How are hedge funds trading Terex Corporation (NYSE:TEX)?
At Q1’s end, a total of 21 of the hedge funds tracked by Insider Monkey held long positions in this stock, a change of -5% from one quarter earlier. On the other hand, there were a total of 21 hedge funds with a bullish position in TEX a year ago. So, let’s examine which hedge funds were among the top holders of the stock and which hedge funds were making big moves.
The largest stake in Terex Corporation (NYSE:TEX) was held by Pzena Investment Management, which reported holding $66.5 million worth of stock at the end of September. It was followed by Fisher Asset Management with a $28.3 million position. Other investors bullish on the company included AQR Capital Management, D E Shaw, and Marshall Wace LLP. In terms of the portfolio weights assigned to each position Pzena Investment Management allocated the biggest weight to Terex Corporation (NYSE:TEX), around 0.5% of its 13F portfolio. Engineers Gate Manager is also relatively very bullish on the stock, earmarking 0.08 percent of its 13F equity portfolio to TEX.
Due to the fact that Terex Corporation (NYSE:TEX) has witnessed a decline in interest from hedge fund managers, we can see that there lies a certain “tier” of hedgies that slashed their positions entirely last quarter. At the top of the heap, Larry Foley and Paul Farrell’s Bronson Point Partners said goodbye to the biggest position of the “upper crust” of funds followed by Insider Monkey, totaling close to $4.2 million in stock. Noam Gottesman’s fund, GLG Partners, also dumped its stock, about $4.2 million worth. These moves are important to note, as total hedge fund interest was cut by 1 funds last quarter.
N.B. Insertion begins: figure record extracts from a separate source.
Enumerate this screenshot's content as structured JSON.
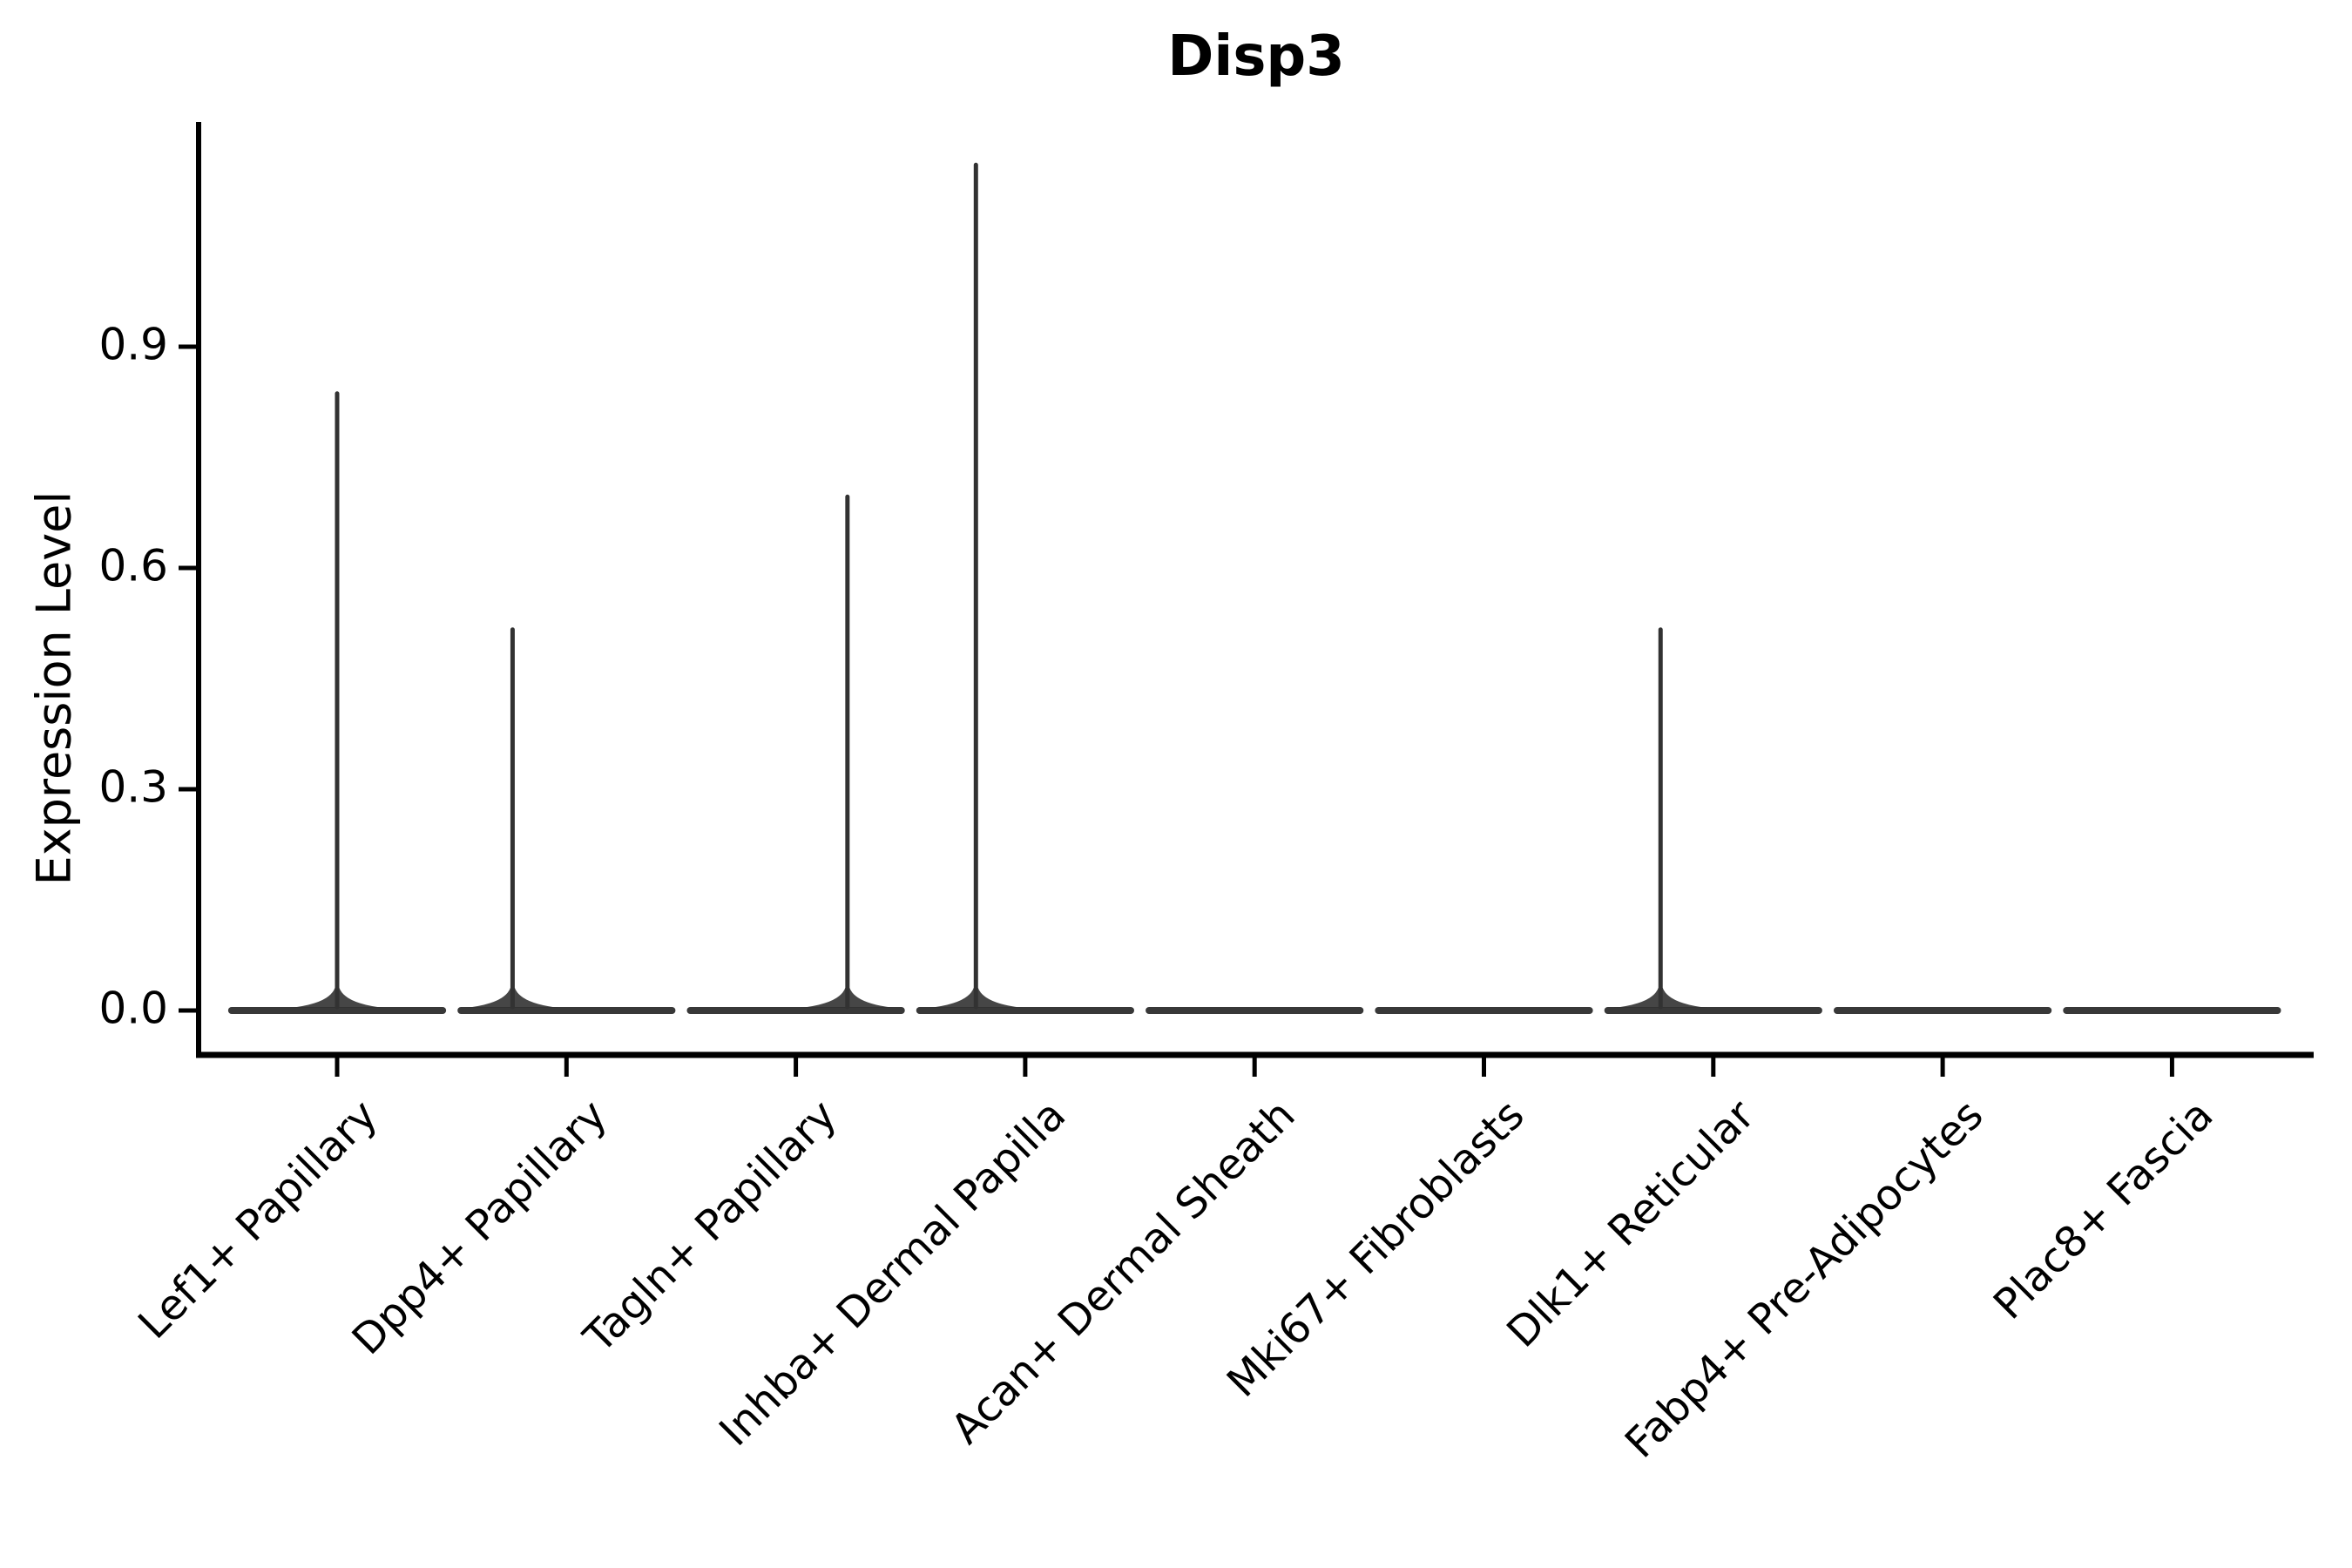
{
  "figure": {
    "title": "Disp3",
    "y_axis_label": "Expression Level"
  },
  "chart_data": {
    "type": "violin",
    "title": "Disp3",
    "xlabel": "",
    "ylabel": "Expression Level",
    "categories": [
      "Lef1+ Papillary",
      "Dpp4+ Papillary",
      "Tagln+ Papillary",
      "Inhba+ Dermal Papilla",
      "Acan+ Dermal Sheath",
      "Mki67+ Fibroblasts",
      "Dlk1+ Reticular",
      "Fabp4+ Pre-Adipocytes",
      "Plac8+ Fascia"
    ],
    "y_tick_labels": [
      "0.0",
      "0.3",
      "0.6",
      "0.9"
    ],
    "y_tick_values": [
      0.0,
      0.3,
      0.6,
      0.9
    ],
    "ylim": [
      -0.06,
      1.2
    ],
    "grid": false,
    "legend": null,
    "description": "Violin plot of Disp3 expression; nearly all density is a flat band at 0 with thin spikes reaching the maximum expressed value in some clusters.",
    "series": [
      {
        "name": "peak_expression",
        "values": [
          0.84,
          0.52,
          0.7,
          1.15,
          0.0,
          0.0,
          0.52,
          0.0,
          0.0
        ]
      }
    ],
    "violins": [
      {
        "category": "Lef1+ Papillary",
        "peak": 0.84,
        "spike_offset": 0.0
      },
      {
        "category": "Dpp4+ Papillary",
        "peak": 0.52,
        "spike_offset": -0.235
      },
      {
        "category": "Tagln+ Papillary",
        "peak": 0.7,
        "spike_offset": 0.225
      },
      {
        "category": "Inhba+ Dermal Papilla",
        "peak": 1.15,
        "spike_offset": -0.215
      },
      {
        "category": "Acan+ Dermal Sheath",
        "peak": 0.0,
        "spike_offset": 0.0
      },
      {
        "category": "Mki67+ Fibroblasts",
        "peak": 0.0,
        "spike_offset": 0.0
      },
      {
        "category": "Dlk1+ Reticular",
        "peak": 0.52,
        "spike_offset": -0.23
      },
      {
        "category": "Fabp4+ Pre-Adipocytes",
        "peak": 0.0,
        "spike_offset": 0.0
      },
      {
        "category": "Plac8+ Fascia",
        "peak": 0.0,
        "spike_offset": 0.0
      }
    ],
    "base_halfwidth_fraction": 0.46,
    "colors": {
      "violin": "#323232",
      "axis": "#000000",
      "text": "#000000",
      "background": "#ffffff"
    }
  }
}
Let’s now review hedge fund activity in other stocks similar to Terex Corporation (NYSE:TEX). These stocks are Intra-Cellular Therapies Inc (NASDAQ:ITCI), Hope Bancorp, Inc. (NASDAQ:HOPE), SFL Corporation Ltd. (NYSE:SFL), and Comstock Resources Inc (NYSE:CRK). This group of stocks’ market caps are closest to TEX’s market cap.
Ticker | No of HFs with positions | Total Value of HF Positions (x1000) | Change in HF Position |
---|---|---|---|
ITCI | 19 | 99236 | 7 |
HOPE | 18 | 42707 | -1 |
SFL | 14 | 43537 | 0 |
CRK | 3 | 2762 | -4 |
Average | 13.5 | 47061 | 0.5 |
View table here if you experience formatting issues.
As you can see these stocks had an average of 13.5 hedge funds with bullish positions and the average amount invested in these stocks was $47 million. That figure was $147 million in TEX’s case. Intra-Cellular Therapies Inc (NASDAQ:ITCI) is the most popular stock in this table. On the other hand Comstock Resources Inc (NYSE:CRK) is the least popular one with only 3 bullish hedge fund positions. Compared to these stocks Terex Corporation (NYSE:TEX) is more popular among hedge funds. Our calculations showed that top 10 most popular stocks among hedge funds returned 41.4% in 2019 and outperformed the S&P 500 ETF (SPY) by 10.1 percentage points. These stocks returned 12.2% in 2020 through June 17th but still managed to beat the market by 14.8 percentage points. Hedge funds were also right about betting on TEX as the stock returned 34.3% so far in Q2 (through June 17th) and outperformed the market by an even larger margin. Hedge funds were clearly right about piling into this stock relative to other stocks with similar market capitalizations.